No alla stabilizzazione del dipendente che già lavora a tempo indeterminato
È presupposto essenziale per la partecipazione alle procedure di stabilizzazione, previste dall'articolo 20 del Dlgs 75/2017, l'assenza in capo ai candidati di rapporti di lavoro pubblico a tempo indeterminato. Lo ha confermato il Consiglio di Stato, con la sentenza n. 7911/2021. La predetta condizione, infatti, risulta del tutto incompatibile con l'idea stessa di stabilizzazione del dipendente "precario" e in aperto contrasto con l'esplicita finalità della citata norma, appositamente rubricata «Superamento del precariato nelle pubbliche amministrazioni».
Diversamente, invece, possono essere ammessi i lavoratori titolari di rapporti a tempo indeterminato presso privati datori, dal momento che il divieto è posto solo per i dipendenti pubblici di ruolo.
Quest'ultimo aspetto non può essere considerato sintomo di incostituzionalità della norma, data l'esistenza di un'obiettiva differenza tra le due categorie di lavoratori; quindi, non vi è neppure discriminazione o violazione dei principi di pari opportunità.
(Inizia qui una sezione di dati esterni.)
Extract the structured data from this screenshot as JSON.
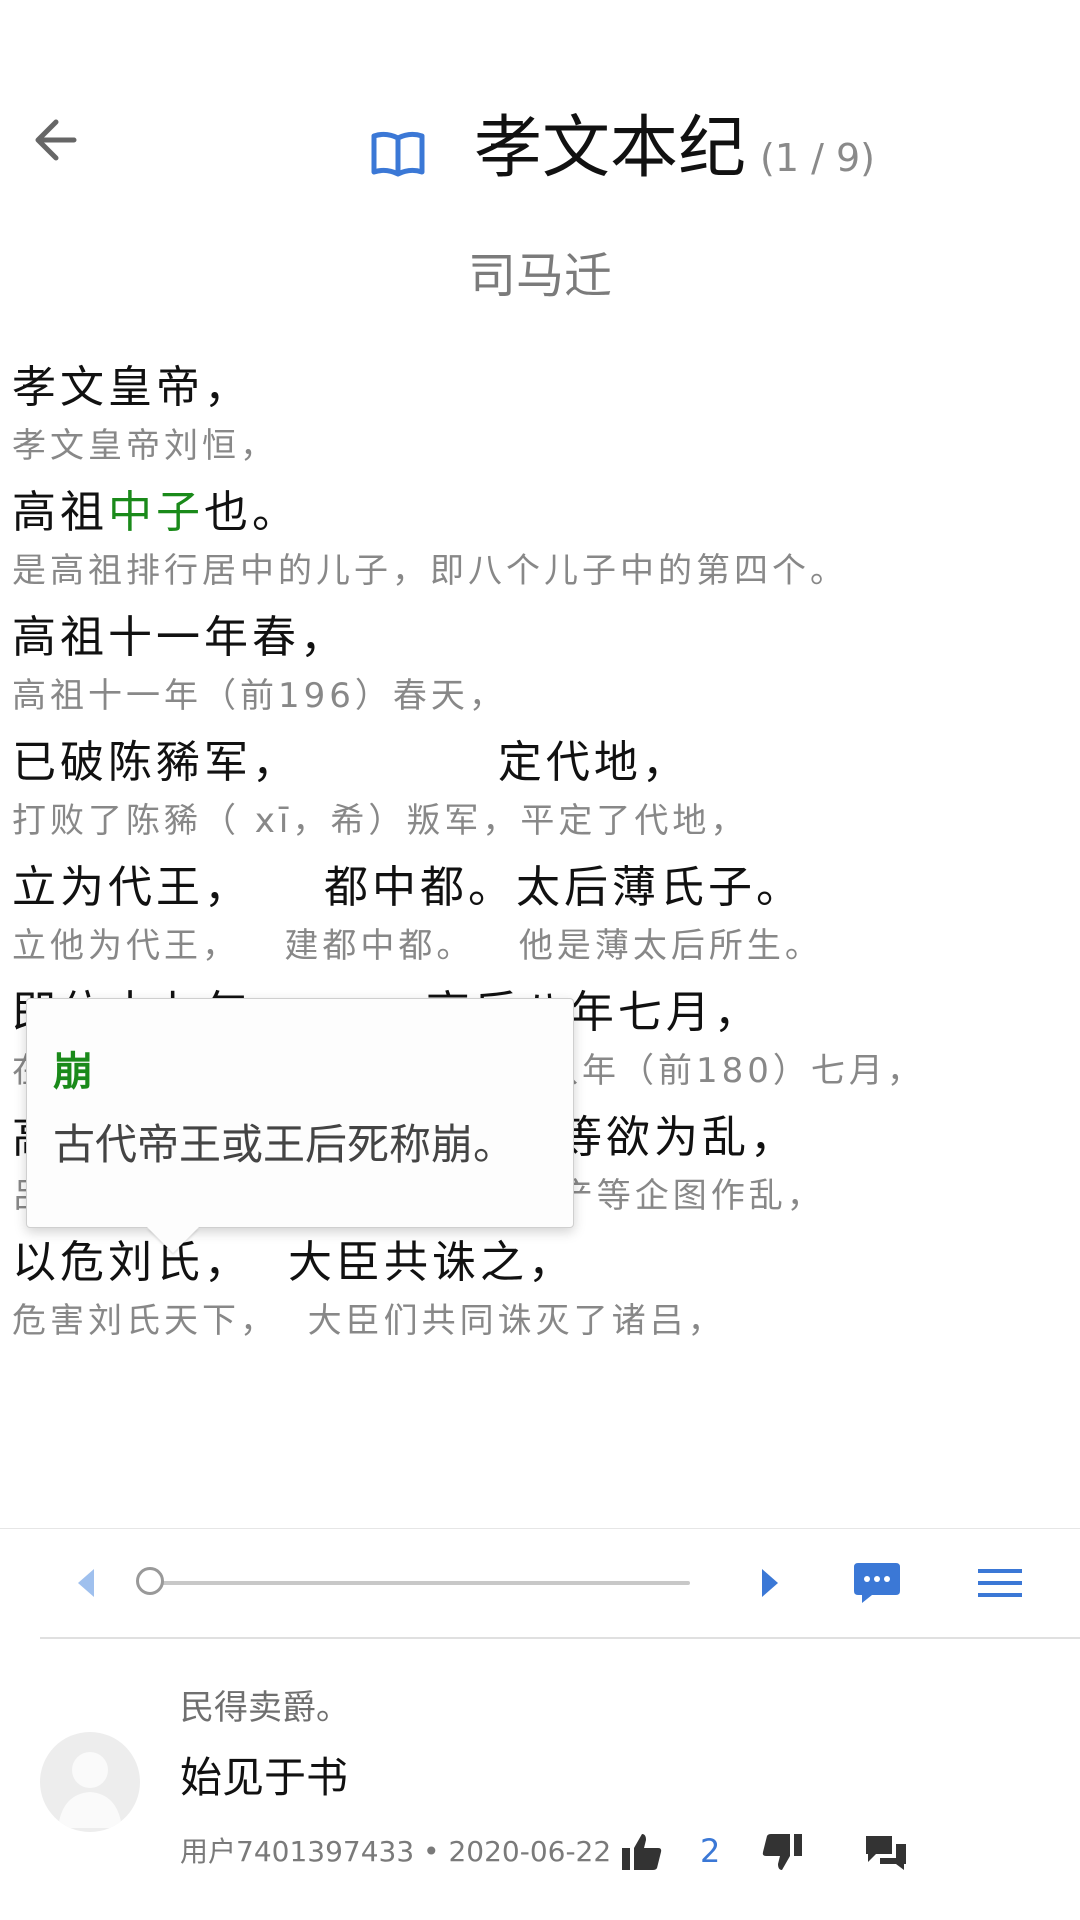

Da ultimo, il fatto che l'interessato già dipendente pubblico a tempo indeterminato fosse in aspettativa sia al momento dell'emanazione del bando di stabilizzazione che durante tutta la procedura selettiva non ha alcun rilievo e tanto meno rimuove il divieto, dal momento che l'istituto (aspettativa) non interrompe il rapporto di lavoro, ma esonera solo e temporaneamente dall'obbligo di svolgere la prestazione lavorativa (Consiglio di Stato sentenza n. 1956/2005; Corte dei Conti Puglia, sentenza n. 788/2005).